(When I typed my title, I began singing this song by Usher),
"These are my confessions
Just when I thought I said all I could say
My chick on the side said she got one on the way
These are my confessions..."
Now it's stuck in my head, but who doesn't love a little Usher?! Ok, moving on.
I'm writing out six confessions, so all of my numerous followers can get to know me better!
- I tried to buy Justin Bieber's new cd in May. I'm so ashamed because it wasn't even out yet, that's how eager I was! At least I didn't know the release date, right?!
- When I see creepy looking people, I freak myself out because I'm worried they might try to stab me or kidnap Scarlett. I hop in the car and lock the doors or make lots of eye contact with all the employees, so they'll be more likely to remember me if I disappear. I must watch too much Dateline.
- I don't think this really counts as an exciting confession, but I count things. All things. If I'm walking up or down stairs, I count them. When I'm laying in bed, I count the walls, mouldings, and curtains. But the trick is everything has to end in an even number. If it doesn't, I'll re-count until it does. Weird, I know.
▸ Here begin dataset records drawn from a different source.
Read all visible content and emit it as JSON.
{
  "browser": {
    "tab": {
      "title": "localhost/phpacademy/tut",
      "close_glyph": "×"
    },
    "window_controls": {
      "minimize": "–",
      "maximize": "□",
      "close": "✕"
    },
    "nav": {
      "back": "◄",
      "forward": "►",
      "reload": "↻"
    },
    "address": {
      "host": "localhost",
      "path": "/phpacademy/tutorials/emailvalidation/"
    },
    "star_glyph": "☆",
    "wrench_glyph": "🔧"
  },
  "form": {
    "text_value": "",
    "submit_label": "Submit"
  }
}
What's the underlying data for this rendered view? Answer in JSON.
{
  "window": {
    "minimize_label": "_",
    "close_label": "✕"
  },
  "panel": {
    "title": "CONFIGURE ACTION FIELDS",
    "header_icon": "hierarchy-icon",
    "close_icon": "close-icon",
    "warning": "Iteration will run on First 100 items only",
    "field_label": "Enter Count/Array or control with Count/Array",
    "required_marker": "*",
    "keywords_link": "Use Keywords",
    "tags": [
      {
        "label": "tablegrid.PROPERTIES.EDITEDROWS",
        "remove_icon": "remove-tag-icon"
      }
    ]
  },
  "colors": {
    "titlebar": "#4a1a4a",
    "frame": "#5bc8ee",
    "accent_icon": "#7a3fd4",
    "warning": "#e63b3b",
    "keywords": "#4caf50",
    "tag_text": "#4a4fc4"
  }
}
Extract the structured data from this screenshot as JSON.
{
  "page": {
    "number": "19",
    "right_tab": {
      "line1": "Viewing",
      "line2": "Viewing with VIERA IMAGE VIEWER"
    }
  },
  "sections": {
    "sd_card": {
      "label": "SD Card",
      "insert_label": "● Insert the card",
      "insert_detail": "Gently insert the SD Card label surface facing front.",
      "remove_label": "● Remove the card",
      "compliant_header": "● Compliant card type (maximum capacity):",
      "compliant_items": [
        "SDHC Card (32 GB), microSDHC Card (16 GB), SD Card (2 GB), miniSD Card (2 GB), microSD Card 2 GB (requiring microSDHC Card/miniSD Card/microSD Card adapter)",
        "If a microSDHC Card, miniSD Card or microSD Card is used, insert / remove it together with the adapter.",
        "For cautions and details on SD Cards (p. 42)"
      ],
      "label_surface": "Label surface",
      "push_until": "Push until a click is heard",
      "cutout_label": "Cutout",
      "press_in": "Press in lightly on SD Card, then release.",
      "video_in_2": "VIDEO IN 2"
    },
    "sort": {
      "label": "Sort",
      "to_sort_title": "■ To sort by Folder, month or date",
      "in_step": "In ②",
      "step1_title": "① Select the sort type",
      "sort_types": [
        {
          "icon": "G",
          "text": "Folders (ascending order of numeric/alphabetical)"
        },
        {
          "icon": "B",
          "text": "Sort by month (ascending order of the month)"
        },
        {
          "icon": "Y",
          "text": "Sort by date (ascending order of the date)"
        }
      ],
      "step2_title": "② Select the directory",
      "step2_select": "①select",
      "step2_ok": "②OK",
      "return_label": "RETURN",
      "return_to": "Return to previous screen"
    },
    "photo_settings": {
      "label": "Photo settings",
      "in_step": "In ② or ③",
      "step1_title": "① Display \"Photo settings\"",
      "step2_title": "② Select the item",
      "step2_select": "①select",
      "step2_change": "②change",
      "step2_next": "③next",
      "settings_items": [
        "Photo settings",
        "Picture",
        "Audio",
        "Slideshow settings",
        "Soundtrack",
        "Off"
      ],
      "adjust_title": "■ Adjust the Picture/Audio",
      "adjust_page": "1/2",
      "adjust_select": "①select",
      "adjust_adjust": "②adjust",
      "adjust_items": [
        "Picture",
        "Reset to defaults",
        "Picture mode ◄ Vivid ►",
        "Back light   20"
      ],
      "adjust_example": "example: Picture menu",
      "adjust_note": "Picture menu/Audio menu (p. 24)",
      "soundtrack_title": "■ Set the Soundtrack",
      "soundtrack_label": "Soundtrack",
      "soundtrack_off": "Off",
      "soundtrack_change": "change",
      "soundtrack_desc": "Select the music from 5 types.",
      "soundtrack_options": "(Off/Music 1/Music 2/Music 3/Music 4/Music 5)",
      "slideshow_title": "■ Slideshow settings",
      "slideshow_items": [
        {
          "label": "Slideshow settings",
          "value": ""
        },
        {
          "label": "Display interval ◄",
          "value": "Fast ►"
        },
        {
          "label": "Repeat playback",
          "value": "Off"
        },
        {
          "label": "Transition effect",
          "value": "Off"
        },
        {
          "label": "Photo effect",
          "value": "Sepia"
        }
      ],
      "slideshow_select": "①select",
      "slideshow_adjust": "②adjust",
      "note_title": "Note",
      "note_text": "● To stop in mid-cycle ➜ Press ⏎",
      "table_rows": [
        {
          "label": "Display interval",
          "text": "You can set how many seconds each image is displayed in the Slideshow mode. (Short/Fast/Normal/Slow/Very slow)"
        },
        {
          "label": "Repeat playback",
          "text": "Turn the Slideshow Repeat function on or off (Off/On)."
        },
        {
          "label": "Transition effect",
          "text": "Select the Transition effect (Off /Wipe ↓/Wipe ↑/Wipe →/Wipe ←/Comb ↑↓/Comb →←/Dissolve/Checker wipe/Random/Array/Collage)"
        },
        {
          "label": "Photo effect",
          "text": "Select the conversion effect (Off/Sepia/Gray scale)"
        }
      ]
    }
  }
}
- I still feel like a college student. I mean, I know I'm pushing 30, but when I'm out and about with Scarlett and we see other moms with their kids, I feel like a babysitter. I have no idea why this happens.
- My pregnancy is such a blessing and I'm really excited for baby 2, but I am sad that it won't be just Scarjo and me. Like really sad! And then I feel guilty. But there it is...a huge (mom fail) confession.
- I turn into a FAT Kirstie Alley when I'm pregnant. It is terrifying. It's like I'm a completely different
whaleperson; even my nose gets bigger. Yay for weight watchers!